The most common tool is prior authorization, which requires a doctor to get approval from the insurer before performing certain procedures, prescribing certain medications, or admitting a patient to the hospital. For non-emergency hospital admissions, a nurse employed by the review organization evaluates whether the patient’s condition is severe enough to justify inpatient care and whether the planned length of stay is appropriate. Standardized clinical criteria guide these decisions.
Other tools include second-opinion requirements for elective surgeries and step therapy for medications, which requires patients to try less expensive treatments before the plan will cover a costlier alternative. Hospital precertification programs were a major factor in the 18.6% reduction in community hospital bed days between 1981 and 1988, illustrating how these techniques directly shift where resources go.
Pharmacy Benefit Managers and Drug Formularies
Prescription drug spending is largely shaped by pharmacy benefit managers (PBMs), companies that sit between insurers, pharmacies, and drug manufacturers. Most health plans contract with a PBM to manage their pharmacy benefits, and the PBM’s internal committee develops a master formulary: a tiered list of preferred and non-preferred medications.
When a doctor prescribes a drug that isn’t on the formulary, the PBM sends an electronic message to the dispensing pharmacist flagging it as non-preferred and suggesting an alternative. If the doctor believes the non-formulary drug is medically necessary, they can submit a request, but the PBM has protocols defining what evidence is required and the authority to approve or reject based on those criteria. PBMs also track physician prescribing patterns across their networks, giving them data to identify outliers and push prescribing toward lower-cost options.
The three largest PBMs process the vast majority of prescriptions in the United States, giving them enormous influence over which drugs patients actually receive and at what price.
State Governments: Regulating Supply Directly
States play a distinct role in resource allocation through laws that control where healthcare facilities can be built and what equipment they can purchase. Currently, 35 states and Washington, D.C., operate Certificate of Need (CON) programs.
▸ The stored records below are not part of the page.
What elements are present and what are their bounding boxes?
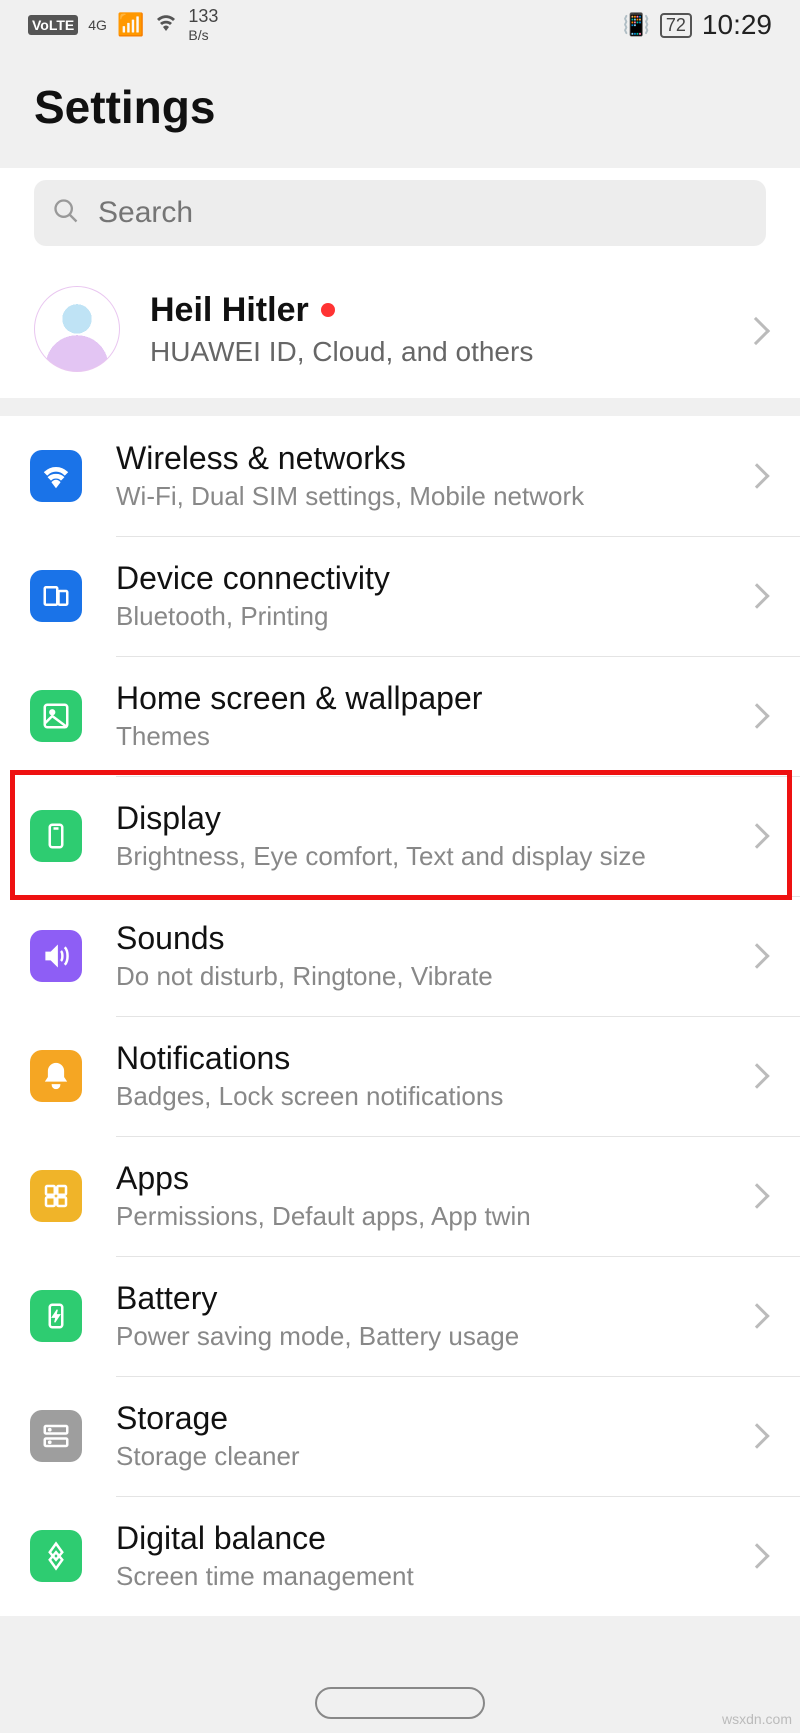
search-input[interactable] [98, 196, 748, 230]
item-title: Home screen & wallpaper [116, 680, 748, 717]
status-bar: VoLTE 4G 📶 133B/s 📳 72 10:29 [0, 0, 800, 50]
account-name: Heil Hitler [150, 291, 533, 330]
item-title: Notifications [116, 1040, 748, 1077]
avatar [34, 286, 120, 372]
settings-item-storage[interactable]: Storage Storage cleaner [0, 1376, 800, 1496]
settings-list: Wireless & networks Wi-Fi, Dual SIM setti… [0, 416, 800, 1616]
apps-icon [30, 1170, 82, 1222]
settings-item-wireless[interactable]: Wireless & networks Wi-Fi, Dual SIM setti… [0, 416, 800, 536]
section-gap [0, 398, 800, 416]
gesture-pill[interactable] [315, 1687, 485, 1719]
item-title: Battery [116, 1280, 748, 1317]
page-header: Settings [0, 50, 800, 168]
item-title: Device connectivity [116, 560, 748, 597]
digital-icon [30, 1530, 82, 1582]
chevron-right-icon [744, 1183, 769, 1208]
item-sub: Brightness, Eye comfort, Text and displa… [116, 841, 748, 872]
settings-item-digital[interactable]: Digital balance Screen time management [0, 1496, 800, 1616]
notification-dot [321, 303, 335, 317]
item-title: Digital balance [116, 1520, 748, 1557]
item-sub: Themes [116, 721, 748, 752]
settings-item-apps[interactable]: Apps Permissions, Default apps, App twin [0, 1136, 800, 1256]
item-sub: Badges, Lock screen notifications [116, 1081, 748, 1112]
network-icon: 4G [88, 18, 107, 32]
item-title: Storage [116, 1400, 748, 1437]
sounds-icon [30, 930, 82, 982]
item-sub: Permissions, Default apps, App twin [116, 1201, 748, 1232]
battery-icon [30, 1290, 82, 1342]
wifi-icon [154, 10, 178, 40]
clock: 10:29 [702, 9, 772, 41]
search-icon [52, 197, 80, 230]
settings-item-display[interactable]: Display Brightness, Eye comfort, Text and… [0, 776, 800, 896]
home-wall-icon [30, 690, 82, 742]
settings-item-home-wall[interactable]: Home screen & wallpaper Themes [0, 656, 800, 776]
chevron-right-icon [744, 1063, 769, 1088]
notifications-icon [30, 1050, 82, 1102]
chevron-right-icon [744, 583, 769, 608]
account-row[interactable]: Heil Hitler HUAWEI ID, Cloud, and others [0, 264, 800, 398]
settings-item-device-conn[interactable]: Device connectivity Bluetooth, Printing [0, 536, 800, 656]
chevron-right-icon [744, 1543, 769, 1568]
settings-item-notifications[interactable]: Notifications Badges, Lock screen notific… [0, 1016, 800, 1136]
item-title: Apps [116, 1160, 748, 1197]
settings-item-battery[interactable]: Battery Power saving mode, Battery usage [0, 1256, 800, 1376]
storage-icon [30, 1410, 82, 1462]
watermark: wsxdn.com [722, 1711, 792, 1727]
item-title: Sounds [116, 920, 748, 957]
volte-icon: VoLTE [28, 15, 78, 35]
device-conn-icon [30, 570, 82, 622]
page-title: Settings [34, 80, 766, 134]
wireless-icon [30, 450, 82, 502]
item-title: Display [116, 800, 748, 837]
chevron-right-icon [744, 463, 769, 488]
account-sub: HUAWEI ID, Cloud, and others [150, 336, 533, 368]
search-box[interactable] [34, 180, 766, 246]
chevron-right-icon [744, 1303, 769, 1328]
item-sub: Screen time management [116, 1561, 748, 1592]
item-sub: Wi-Fi, Dual SIM settings, Mobile network [116, 481, 748, 512]
chevron-right-icon [744, 943, 769, 968]
signal-icon: 📶 [117, 12, 144, 38]
chevron-right-icon [744, 823, 769, 848]
battery-icon: 72 [660, 13, 692, 38]
item-sub: Bluetooth, Printing [116, 601, 748, 632]
item-sub: Do not disturb, Ringtone, Vibrate [116, 961, 748, 992]
item-sub: Power saving mode, Battery usage [116, 1321, 748, 1352]
chevron-right-icon [744, 703, 769, 728]
vibrate-icon: 📳 [622, 12, 649, 38]
display-icon [30, 810, 82, 862]
chevron-right-icon [742, 317, 770, 345]
settings-item-sounds[interactable]: Sounds Do not disturb, Ringtone, Vibrate [0, 896, 800, 1016]
net-speed: 133B/s [188, 7, 218, 44]
chevron-right-icon [744, 1423, 769, 1448]
item-title: Wireless & networks [116, 440, 748, 477]
search-section [0, 168, 800, 264]
item-sub: Storage cleaner [116, 1441, 748, 1472]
Under these laws, a hospital that wants to add beds, open a new surgery center, or purchase an expensive imaging machine must first prove to a state planning agency that the community needs it.
The original rationale was to prevent oversupply: too many hospitals competing for patients could drive up costs as each facility tried to fill its beds. Critics argue CON laws protect existing hospitals from competition and limit patient access, particularly in rural areas. Supporters maintain they prevent wasteful duplication of expensive services. Either way, CON programs represent one of the few mechanisms that directly controls the physical infrastructure of healthcare, deciding where MRI machines, operating rooms, and hospital beds exist in the first place.
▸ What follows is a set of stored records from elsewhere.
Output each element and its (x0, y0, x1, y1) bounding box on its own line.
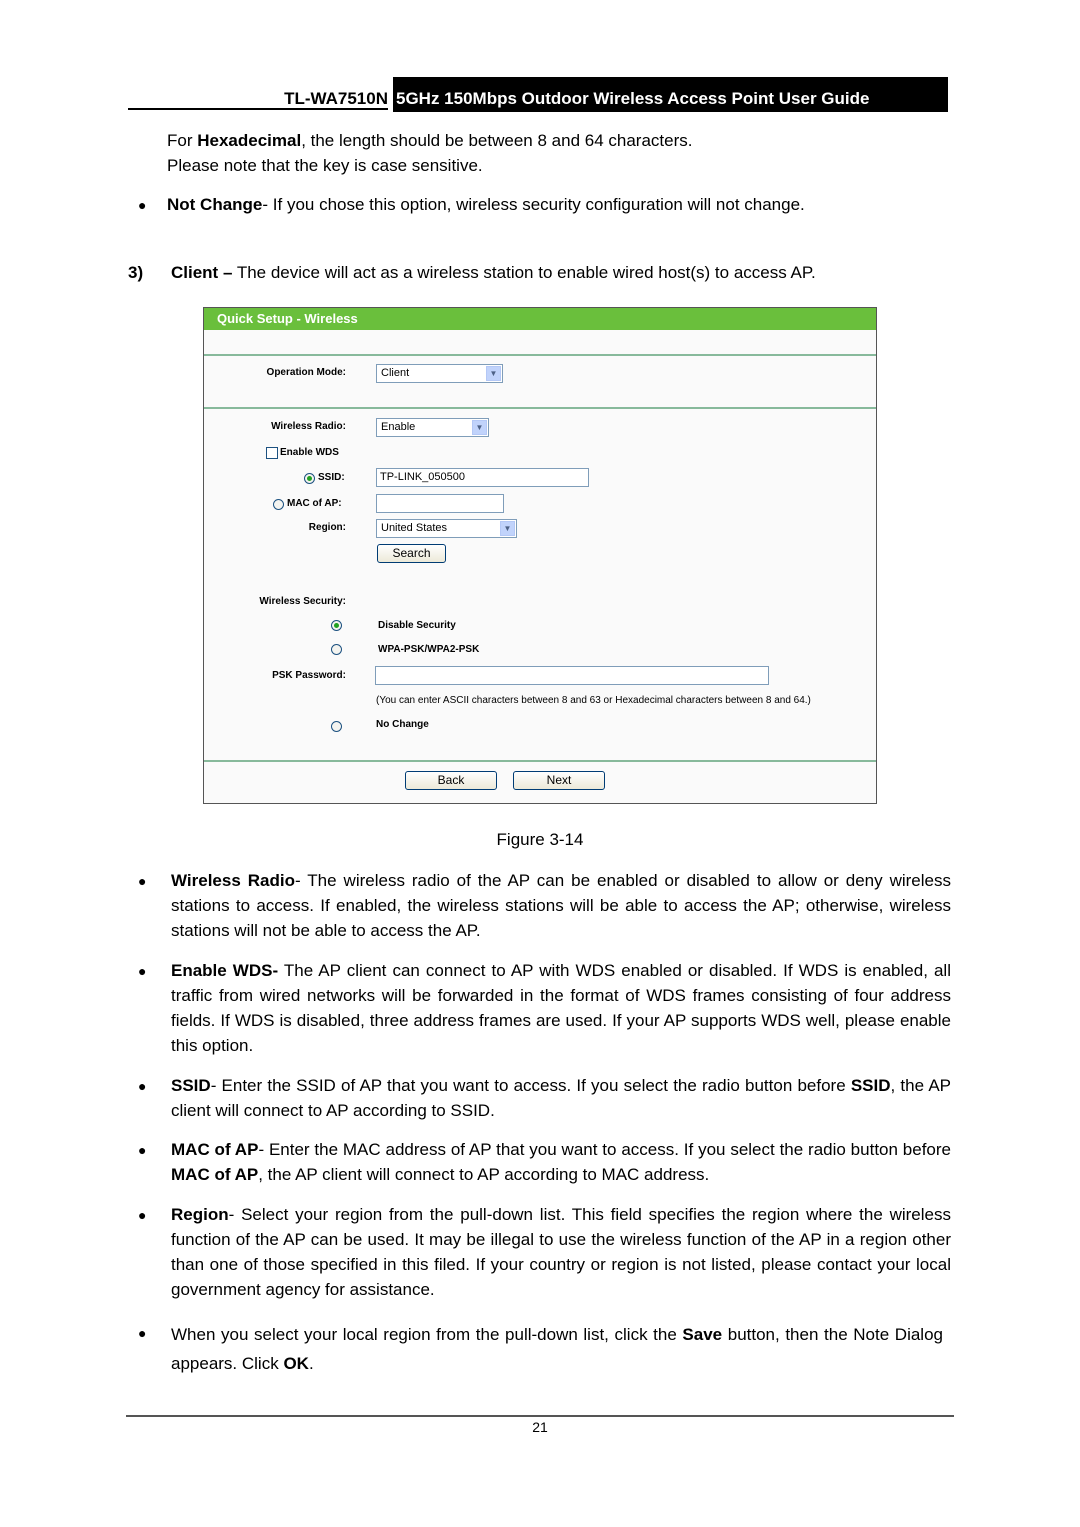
mac-of-ap-input[interactable] (376, 494, 504, 513)
disable-security-radio[interactable] (331, 620, 342, 631)
wireless-security-label: Wireless Security: (259, 596, 346, 607)
wpa-psk-radio[interactable] (331, 644, 342, 655)
region-label: Region: (308, 522, 346, 533)
disable-security-label: Disable Security (378, 620, 456, 631)
chevron-down-icon: ▼ (500, 521, 515, 536)
enable-wds-label: Enable WDS (280, 447, 339, 458)
wireless-radio-select[interactable]: Enable ▼ (376, 418, 489, 437)
bullet-icon: ● (138, 963, 147, 979)
next-button[interactable]: Next (513, 771, 605, 790)
enable-wds-checkbox[interactable] (266, 447, 278, 459)
quick-setup-wireless-panel: Quick Setup - Wireless Operation Mode: C… (203, 307, 877, 804)
psk-password-label: PSK Password: (272, 670, 346, 681)
hex-bold: Hexadecimal (197, 131, 302, 150)
page-number: 21 (532, 1419, 548, 1435)
search-button[interactable]: Search (377, 544, 446, 563)
case-sensitive-note: Please note that the key is case sensiti… (167, 156, 483, 175)
chevron-down-icon: ▼ (486, 366, 501, 381)
bullet-icon: ● (138, 1207, 147, 1223)
section-number: 3) (128, 263, 144, 282)
divider (204, 354, 876, 356)
psk-hint: (You can enter ASCII characters between … (376, 695, 811, 706)
save-description: When you select your local region from t… (171, 1325, 943, 1373)
mac-of-ap-description: MAC of AP- Enter the MAC address of AP t… (171, 1140, 951, 1184)
chevron-down-icon: ▼ (472, 420, 487, 435)
operation-mode-select[interactable]: Client ▼ (376, 364, 503, 383)
bullet-icon: ● (138, 1142, 147, 1158)
header-guide-title: 5GHz 150Mbps Outdoor Wireless Access Poi… (393, 77, 948, 112)
section-client-heading: Client – The device will act as a wirele… (171, 263, 816, 282)
ssid-input[interactable]: TP-LINK_050500 (376, 468, 589, 487)
divider (204, 760, 876, 762)
bullet-icon: ● (138, 873, 147, 889)
operation-mode-label: Operation Mode: (266, 367, 346, 378)
footer-divider (126, 1415, 954, 1417)
divider (204, 407, 876, 409)
figure-caption: Figure 3-14 (496, 830, 584, 849)
mac-of-ap-label: MAC of AP: (287, 498, 342, 509)
ssid-label: SSID: (318, 472, 345, 483)
region-description: Region- Select your region from the pull… (171, 1205, 951, 1299)
ssid-description: SSID- Enter the SSID of AP that you want… (171, 1076, 951, 1120)
wireless-radio-label: Wireless Radio: (271, 421, 346, 432)
panel-title: Quick Setup - Wireless (204, 308, 876, 330)
bullet-icon: ● (138, 1078, 147, 1094)
back-button[interactable]: Back (405, 771, 497, 790)
wireless-radio-description: Wireless Radio- The wireless radio of th… (171, 871, 951, 940)
mac-of-ap-radio[interactable] (273, 499, 284, 510)
no-change-label: No Change (376, 719, 429, 730)
hex-length-note: For Hexadecimal, the length should be be… (167, 131, 693, 150)
bullet-icon: ● (138, 197, 147, 213)
region-select[interactable]: United States ▼ (376, 519, 517, 538)
page-header: TL-WA7510N 5GHz 150Mbps Outdoor Wireless… (128, 77, 948, 113)
psk-password-input[interactable] (375, 666, 769, 685)
ssid-radio[interactable] (304, 473, 315, 484)
no-change-radio[interactable] (331, 721, 342, 732)
wpa-psk-label: WPA-PSK/WPA2-PSK (378, 644, 480, 655)
not-change-item: Not Change- If you chose this option, wi… (167, 195, 805, 214)
bullet-icon: ● (138, 1325, 147, 1341)
enable-wds-description: Enable WDS- The AP client can connect to… (171, 961, 951, 1055)
header-model: TL-WA7510N (128, 77, 388, 110)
Employers as the Quiet Allocators
Roughly half of Americans get health insurance through an employer, which makes employers a powerful but often overlooked force in resource allocation. Employers choose which insurance plans to offer, how much of the premium to cover, what deductible and copay levels employees face, and whether to include dental, vision, or mental health coverage. A company that selects a high-deductible plan with a narrow provider network is making a resource allocation decision that shapes how its employees access care.
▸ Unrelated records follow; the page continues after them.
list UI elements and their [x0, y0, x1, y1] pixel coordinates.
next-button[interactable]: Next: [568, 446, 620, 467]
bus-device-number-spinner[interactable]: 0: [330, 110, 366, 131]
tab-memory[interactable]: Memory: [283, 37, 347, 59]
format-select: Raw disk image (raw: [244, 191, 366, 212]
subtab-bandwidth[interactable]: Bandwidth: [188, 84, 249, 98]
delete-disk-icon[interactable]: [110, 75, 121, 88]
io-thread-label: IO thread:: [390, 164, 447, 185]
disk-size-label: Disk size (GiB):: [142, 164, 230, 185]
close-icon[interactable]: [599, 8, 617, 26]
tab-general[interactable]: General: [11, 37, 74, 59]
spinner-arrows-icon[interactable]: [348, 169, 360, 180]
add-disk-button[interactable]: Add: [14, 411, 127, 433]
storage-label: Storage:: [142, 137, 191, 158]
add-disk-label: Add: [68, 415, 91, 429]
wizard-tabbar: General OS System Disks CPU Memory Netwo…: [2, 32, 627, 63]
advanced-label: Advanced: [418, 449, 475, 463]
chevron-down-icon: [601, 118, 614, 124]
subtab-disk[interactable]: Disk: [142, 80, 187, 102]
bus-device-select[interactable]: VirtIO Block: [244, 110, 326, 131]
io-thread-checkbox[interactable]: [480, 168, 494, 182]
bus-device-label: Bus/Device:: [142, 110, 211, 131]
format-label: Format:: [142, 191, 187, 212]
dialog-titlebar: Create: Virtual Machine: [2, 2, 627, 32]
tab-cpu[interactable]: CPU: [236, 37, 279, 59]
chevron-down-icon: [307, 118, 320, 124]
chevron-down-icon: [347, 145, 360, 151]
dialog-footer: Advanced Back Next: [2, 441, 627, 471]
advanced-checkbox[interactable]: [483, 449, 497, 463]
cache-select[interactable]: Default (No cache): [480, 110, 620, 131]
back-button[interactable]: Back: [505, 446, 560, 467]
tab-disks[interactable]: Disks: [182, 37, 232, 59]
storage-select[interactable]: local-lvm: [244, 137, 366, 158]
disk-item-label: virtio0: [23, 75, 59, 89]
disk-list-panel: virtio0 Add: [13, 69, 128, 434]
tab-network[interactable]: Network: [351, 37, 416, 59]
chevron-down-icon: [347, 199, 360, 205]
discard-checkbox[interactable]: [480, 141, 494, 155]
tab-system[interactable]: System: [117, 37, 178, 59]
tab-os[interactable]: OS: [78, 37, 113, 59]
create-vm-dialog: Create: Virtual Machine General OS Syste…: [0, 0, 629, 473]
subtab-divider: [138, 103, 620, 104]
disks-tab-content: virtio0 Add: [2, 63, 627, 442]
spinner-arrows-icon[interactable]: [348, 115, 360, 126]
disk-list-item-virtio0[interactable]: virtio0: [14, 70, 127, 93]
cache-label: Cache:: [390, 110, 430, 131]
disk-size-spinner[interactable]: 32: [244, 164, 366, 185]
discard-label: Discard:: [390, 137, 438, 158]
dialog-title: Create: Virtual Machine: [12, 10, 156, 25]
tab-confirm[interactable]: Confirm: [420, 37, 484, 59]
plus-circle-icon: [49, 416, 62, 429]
Large employers sometimes bypass traditional insurers entirely through self-funded plans, where the company assumes the financial risk for its employees’ healthcare costs and hires an insurer only to administer claims. In these arrangements, the employer has even more direct control over benefit design, covered services, and cost-sharing structures. About 65% of covered workers at large firms are in self-funded plans, making employers one of the most consequential decision-makers in the system.